所有的紛爭,都隨著長安陷入異變,陷入停頓。
“麻煩。”
手握勝利的青年還是決定先一步進入大門。
“哎呀,歡迎,歡迎。”
門後面立著的,竟是馬可波羅了解的人。
“你,為什麽在這裡?”
“長安有位皇帝,對牡丹頗有興趣,遂命在下於宮間布置花卉。碰巧路過罷了。”
“碰巧會到這裡嗎?”
馬可波羅對面前這位道士還是頗為忌憚,畢竟利用老虎他們時,他也清楚這些人的頂頭上司是位什麽樣的人。
“哈哈,總要給他們一個解釋嘛,來,這鑰匙,你決定怎麽使用呢?”
“這你就管不到了,也不是你下的任務。
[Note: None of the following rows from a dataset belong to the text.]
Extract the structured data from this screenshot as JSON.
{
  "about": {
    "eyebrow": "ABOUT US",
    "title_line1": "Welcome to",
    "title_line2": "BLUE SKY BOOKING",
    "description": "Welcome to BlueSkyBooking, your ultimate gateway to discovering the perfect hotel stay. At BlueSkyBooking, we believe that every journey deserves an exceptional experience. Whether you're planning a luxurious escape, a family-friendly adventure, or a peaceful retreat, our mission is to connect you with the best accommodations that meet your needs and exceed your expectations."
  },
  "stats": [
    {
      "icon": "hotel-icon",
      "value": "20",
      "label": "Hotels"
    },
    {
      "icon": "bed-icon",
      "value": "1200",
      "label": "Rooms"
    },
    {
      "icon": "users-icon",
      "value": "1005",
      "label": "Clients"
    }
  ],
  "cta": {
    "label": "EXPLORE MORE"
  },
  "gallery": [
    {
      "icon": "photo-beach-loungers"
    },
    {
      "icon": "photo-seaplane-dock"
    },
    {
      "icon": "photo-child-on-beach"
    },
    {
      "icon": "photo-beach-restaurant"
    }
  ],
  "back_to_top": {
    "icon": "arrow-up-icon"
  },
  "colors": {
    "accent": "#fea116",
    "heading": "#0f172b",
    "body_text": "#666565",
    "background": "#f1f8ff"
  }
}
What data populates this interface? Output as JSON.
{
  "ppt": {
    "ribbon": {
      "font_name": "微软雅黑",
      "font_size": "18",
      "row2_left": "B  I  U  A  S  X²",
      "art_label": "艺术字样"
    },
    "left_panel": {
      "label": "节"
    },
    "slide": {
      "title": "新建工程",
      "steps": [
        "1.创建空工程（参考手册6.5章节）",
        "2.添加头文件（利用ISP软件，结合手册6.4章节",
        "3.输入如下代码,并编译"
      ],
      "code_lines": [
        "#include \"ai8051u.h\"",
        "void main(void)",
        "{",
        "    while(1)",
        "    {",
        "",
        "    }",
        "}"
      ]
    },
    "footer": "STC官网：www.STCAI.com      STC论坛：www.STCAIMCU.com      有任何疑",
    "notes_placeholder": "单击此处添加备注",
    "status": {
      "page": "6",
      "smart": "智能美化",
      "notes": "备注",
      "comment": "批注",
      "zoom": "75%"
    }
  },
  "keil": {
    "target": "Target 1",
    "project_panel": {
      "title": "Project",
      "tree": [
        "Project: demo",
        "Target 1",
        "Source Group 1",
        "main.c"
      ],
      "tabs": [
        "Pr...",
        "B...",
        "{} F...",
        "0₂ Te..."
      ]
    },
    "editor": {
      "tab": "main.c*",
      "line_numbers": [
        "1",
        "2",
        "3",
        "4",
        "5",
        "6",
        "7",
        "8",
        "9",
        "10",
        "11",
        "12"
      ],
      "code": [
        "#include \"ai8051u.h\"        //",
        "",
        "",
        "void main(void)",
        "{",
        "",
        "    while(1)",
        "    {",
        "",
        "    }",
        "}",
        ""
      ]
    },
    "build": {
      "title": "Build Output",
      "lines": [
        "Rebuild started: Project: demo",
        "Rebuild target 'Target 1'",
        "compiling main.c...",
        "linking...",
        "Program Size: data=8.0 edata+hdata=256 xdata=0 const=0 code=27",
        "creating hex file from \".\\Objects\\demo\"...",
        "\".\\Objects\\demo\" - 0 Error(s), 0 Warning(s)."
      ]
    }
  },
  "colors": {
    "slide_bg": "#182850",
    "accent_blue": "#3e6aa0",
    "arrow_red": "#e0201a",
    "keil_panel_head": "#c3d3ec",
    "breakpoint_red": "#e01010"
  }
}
”
“的確如此,在下只是希望提供一些更好的合作手段,比如,你一會兒怎麽逃脫呢?”
馬可陷入了思索中,原先是趁亂將鑰匙帶出長安,可是如今已經陷入了如此地步。
“外面那些人,估計正在處理長安崩塌的問題,那麽我們趁這段時間談談交易如何?”
“不要覺得西域來的都是商人!”
“那是那是,前些陣子我還碰到西域殺手了呢。不過,你更像一個學者。”
隱隱點出馬可身份之後,青年的汗已經微微滲出。
“所以說,只要我支持你的研究,你支持我的行動,那麽這塊鑰匙和你的安全,就有保障,如何?”
這句話踩在了馬可波羅的軟肋之上。
來長安獨自調查,就是害怕引起本地人的疑心,進而干涉自身的行動。
而眼前的道士選擇支持自己的話,加上原先入夥的契機,似乎是有保障的。
“那我能聽聽是什麽行動嗎?”
“沒有什麽,大致是我們送你出城,但途中需要鑰匙一用,然後先生拿鑰匙去研究即可。”
明士隱的要求,對面的青年是無法拒絕的,如今的他不希望再增添長安城內的對手了。
不過馬可現在在意的,是這個門後的世界。
“這裡是哪?”
“這是機關城內部的核心,調集攻守機關,調節水流,加固城防的內部區域。”
“你為什麽這麽清楚?”
“前代負責人,已經在堯天的記錄中寫到了,這些流浪的人,才是這座城市綿延不斷的原住民,被身份,階層束縛,卻記錄著這座城市。”
“但這個組織是不是要毀在你的手上了呢?”
“這不是你要關心的事,毀掉這個組織的,只是大眾的人心,對於弱者越發不可容忍的冷漠。”
......
“那麽合作開始吧,弈星會將長安內的路線梳理出來,然後先生出城,一路向北即可。”
“能再問道長一個問題嗎?”
畫出花陣的明士隱沒有再顧及青年。
“長安是由一位機關大師建造的,他針對建城的理念,堅持著兼愛非攻的思想,將能源的再生,靈脈的利用,以及火力方面的取舍結合起來,使得這座誕生於戰國的機關城長久屹立。”
“老先生認為,此次異動是長安的什麽預兆?”
“嗨嗨,不過是一個閥門上的卡環,長安表層的壓力略微失控而已。”
老頑童與老頑童,看著騷動的人群,在後廚內聊著此次異動。
“所以說此次破壞,還不至於實現這批小鬼們的目的?”
“嘿嘿,差不多,鑰匙可以自行生成,那個不過是巡邏體的結晶罷了,不過研究價值的確不低,並且能和大陸奇跡產生共鳴。”
“似乎他們也沒有停手的意思。”
“你我看好長安城即可,沒必要一把老骨頭為幾個小子東奔西走。”
“不過這份工作也有些膩。”
“你這個功勳人物也準備在城內活動活動?”
“何妨?”
說罷兩人相視而笑,如今事態的進展,兩位老先生決定進一步觀察。
牡丹園內。
“如今清楚了嗎?”
“那麽感謝道長,我先行一步。”
“無妨,和那批人的談判的事也交給你了,可不要研究過頭,惹怒神威啊。”
魔道時代的實力嗎,馬可似乎想起了那個受詛咒的家族。